Cerámica NQN es la única de las tres fábricas que no ha sido expropiada. Los obreros han comenzado una campaña por su expropiación, para que el predio y la fábrica pasen a manos de la Cooperativa Confluencia, conformada por los obreros luego de la ocupación de la fábrica. En esa línea, los trabajadores han acompañado un proyecto de ley por la “expropiación” y por la “estatización” de Cerámica NQN, presentado en la legislatura provincial por los legisladores de PTS-FIT, de IS-FIT, del Frente Neuquino, de Libres del Sur y del Frente para la Victoria.

El proyecto presentado, sin embargo, es harto limitado. Plantea un pago indemnizatorio por la expropiación de la fábrica y del predio al patrón Villafranca, el empresario vaciador. También establece que el Estado no se hará cargo de las deudas del patrón, pero no discrimina la procedencia de cada acreedor, siendo que entre ellos están los propios trabajadores, quienes  al día de hoy no han cobrado su indemnización por despido. El proyecto, cuando plantea la “estatización”, es extremadamente genérico: no establece el respeto de la antigüedad de los obreros, tampoco establece el trabajo bajo convenio colectivo ceramista, ni el respeto al control obrero de la producción, ni las obligaciones de inversión del Estado. 

Programa y método 

A diferencia de los establecido en el proyecto presentado en la Legislatura, el planteo obrero debe ser la lucha por la expropiación sin pago de la fábrica y el predio de Cerámica NQN y porque Villafranca pague con sus bienes personales la indemnización adeudada a todos los trabajadores.
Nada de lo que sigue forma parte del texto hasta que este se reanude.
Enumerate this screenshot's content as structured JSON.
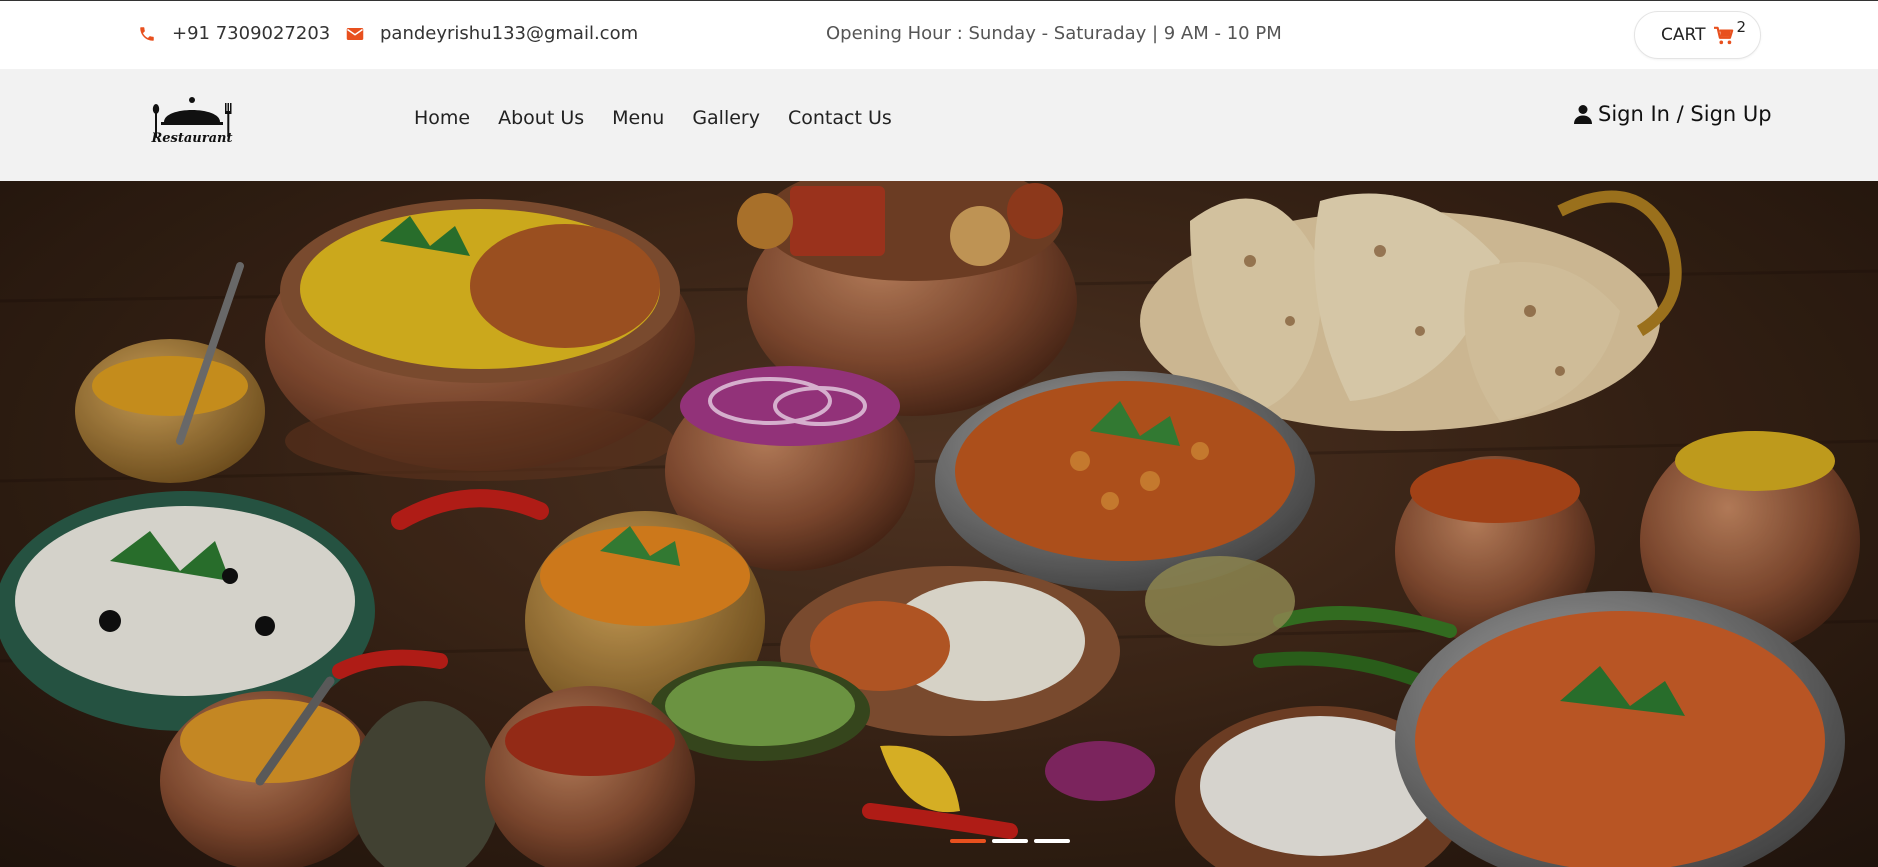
{
  "topbar": {
    "phone": "+91 7309027203",
    "email": "pandeyrishu133@gmail.com",
    "hours": "Opening Hour : Sunday - Saturaday | 9 AM - 10 PM",
    "cart_label": "CART",
    "cart_count": "2",
    "accent_color": "#e8501e"
  },
  "navbar": {
    "logo_text": "Restaurant",
    "links": [
      "Home",
      "About Us",
      "Menu",
      "Gallery",
      "Contact Us"
    ],
    "signin_label": "Sign In / Sign Up"
  },
  "hero": {
    "slides": 3,
    "active_slide": 1
  }
}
La lucha por la estatización, respetando el control obrero, debe ser común a todo el gremio ceramista. Debe ser el Estado quien cargue con la responsabilidad de la capitalización de las fábricas para proceder a una renovación tecnológica que eleve la productividad de las mismas. Una estatización debe partir del respeto del control obrero, de la antigüedad de los trabajadores, el trabajo bajo convenio y las cargas sociales a cargo del Estado.

El Sindicato de Obreros Ceramistas, muy correctamente, ha encarado su lucha durante toda esta última etapa apostando al frente único de lucha de la clase obrera. Es por eso que fue convocante del Encuentro de Trabajadores que tuvo lugar en Neuquén y del Plenario del Sindicalismo Combativo que se realizó en Lanús. Profundizando esta política de frente único, la lucha contra el sabotaje estatal a las gestiones obreras, por la expropiación sin pago de Cerámica NQN y por la estatización bajo control obrero de toda la industria ceramista, tiene perspectiva.